Я уехала домой, как только Стивен научился садиться. Тогда я еще не знала о двух молодых женщинах, с которыми Боб встречался, пока я была в Делавэре. Хотя одну из них я подозревала в связи с Бобом еще до отъезда — я даже ходила к ее матери и предупредила:
— Велите своей дочери держаться подальше от моего мужа!
Обе эти женщины забеременели почти в одно и то же время, их сыновья родились примерно через месяц после Стивена. Я очень рассердилась, когда узнала об этом, хотя подобные случаи не такая уж редкость на Ямайке. Но время прошло, и я полюбила обоих мальчиков как своих.
В Америке я накопила немного денег. Узнав о нынешнем положении, я поначалу решила встать на ноги самостоятельно. Хотя я и любила Боба по-прежнему, была рада его снова видеть и пока что оставалась его женой, я поняла, что не могу ему полностью доверять свою жизнь и жизнь наших детей. Надо было забыть о нем на время — хоть бы и через силу — и сосредоточиться на своих четырех детях: Шэрон, Седелле, Зигги и Стивене.

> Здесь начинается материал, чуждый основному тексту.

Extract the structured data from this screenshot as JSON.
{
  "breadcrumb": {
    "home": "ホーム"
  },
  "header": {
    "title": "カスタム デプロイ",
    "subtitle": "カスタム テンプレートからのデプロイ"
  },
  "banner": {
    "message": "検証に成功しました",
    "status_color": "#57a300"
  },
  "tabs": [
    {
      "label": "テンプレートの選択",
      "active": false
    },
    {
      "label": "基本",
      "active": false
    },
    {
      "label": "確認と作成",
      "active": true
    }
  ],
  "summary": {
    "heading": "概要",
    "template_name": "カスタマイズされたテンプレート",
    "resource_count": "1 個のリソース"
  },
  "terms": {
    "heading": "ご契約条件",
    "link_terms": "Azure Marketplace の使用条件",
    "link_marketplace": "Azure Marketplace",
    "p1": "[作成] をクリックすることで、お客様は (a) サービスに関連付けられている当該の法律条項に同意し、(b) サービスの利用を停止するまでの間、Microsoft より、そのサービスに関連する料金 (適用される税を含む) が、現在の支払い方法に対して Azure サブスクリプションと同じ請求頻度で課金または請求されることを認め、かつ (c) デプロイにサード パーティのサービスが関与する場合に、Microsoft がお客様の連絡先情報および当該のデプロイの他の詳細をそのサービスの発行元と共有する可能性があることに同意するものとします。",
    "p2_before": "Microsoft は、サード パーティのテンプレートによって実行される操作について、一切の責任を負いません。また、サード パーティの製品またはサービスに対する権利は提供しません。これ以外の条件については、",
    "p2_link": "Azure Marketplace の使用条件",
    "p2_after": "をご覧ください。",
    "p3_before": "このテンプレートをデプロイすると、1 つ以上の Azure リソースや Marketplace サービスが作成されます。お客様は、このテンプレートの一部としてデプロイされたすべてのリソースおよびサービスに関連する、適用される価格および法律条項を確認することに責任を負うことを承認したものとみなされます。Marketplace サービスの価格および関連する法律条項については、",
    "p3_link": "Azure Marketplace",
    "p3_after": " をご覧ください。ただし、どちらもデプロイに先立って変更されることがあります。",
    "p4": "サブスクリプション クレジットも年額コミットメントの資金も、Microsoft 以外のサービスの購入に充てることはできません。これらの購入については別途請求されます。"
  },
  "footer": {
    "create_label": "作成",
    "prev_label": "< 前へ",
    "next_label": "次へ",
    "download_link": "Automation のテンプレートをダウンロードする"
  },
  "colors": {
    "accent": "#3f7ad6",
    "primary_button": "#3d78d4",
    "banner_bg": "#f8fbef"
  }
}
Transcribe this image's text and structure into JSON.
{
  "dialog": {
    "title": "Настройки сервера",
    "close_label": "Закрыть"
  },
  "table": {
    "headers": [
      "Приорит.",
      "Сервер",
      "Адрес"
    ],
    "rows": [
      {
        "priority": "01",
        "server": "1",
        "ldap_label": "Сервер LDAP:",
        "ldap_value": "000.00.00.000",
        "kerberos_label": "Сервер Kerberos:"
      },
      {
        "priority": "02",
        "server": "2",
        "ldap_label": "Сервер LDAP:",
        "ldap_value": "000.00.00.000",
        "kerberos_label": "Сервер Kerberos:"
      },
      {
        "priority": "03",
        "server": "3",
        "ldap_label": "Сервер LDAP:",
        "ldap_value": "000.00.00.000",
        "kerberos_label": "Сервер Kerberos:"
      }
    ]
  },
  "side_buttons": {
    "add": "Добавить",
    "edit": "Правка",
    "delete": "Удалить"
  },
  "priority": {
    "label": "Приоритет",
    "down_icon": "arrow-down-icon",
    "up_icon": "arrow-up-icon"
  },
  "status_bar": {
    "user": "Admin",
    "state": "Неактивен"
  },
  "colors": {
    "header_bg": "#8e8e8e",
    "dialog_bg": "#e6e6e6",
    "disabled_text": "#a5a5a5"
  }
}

Первым делом надо было выбраться из Тренчтауна любой ценой. Это казалось мне самым важным. Я особенно переживала за Зигги, который ходил в школу в Делавэре и привык к определенному обращению — в Тренчтауне все было иначе. Мне было всего двадцать пять, но я ощущала, что достигла определенного уровня знаний и опыта и достойна уважения. В Делавэре я трудилась не покладая рук и намеревалась использовать все, что я там обрела — не только в денежном отношении, но и в моральном. Я обязана была дать что-то моим детям, была их должницей. И если Боб не хочет нести это бремя, что поделаешь. Я чувствовала, что мне есть чем похвастаться — хотя не имела ничего, кроме горстки американских долларов, которые вот-вот кончатся.
Разумеется, тетушка сказала:
— Ты в своем уме? Что ты будешь делать? Робби не зарабатывает ни цента, и ты вернулась? Почему ты не осталась в Америке? Зачем ты приехала? Зачем ты за него держишься? — Она считала, что мы должны развестись.
Но я знала, что не растаманское это дело — разводиться. Какой пример мы покажем остальным? Поэтому, хоть мне и было больно, я сказала: нет, он все еще мой муж, и я не хочу его терять. Я спросила себя, сумею ли я продержаться. Боб любил детей не меньше меня, но из-за всех этих неприятностей он растерялся. Там, где он слаб, я должна быть сильной за него, думала я. Я должна быть сильной ради детей. Хоть я и злюсь на Боба, я должна быть сильной ради него. Мне придется взять на себя эту ношу и сохранить наши отношения, потому что мы соединены навсегда, мы семья.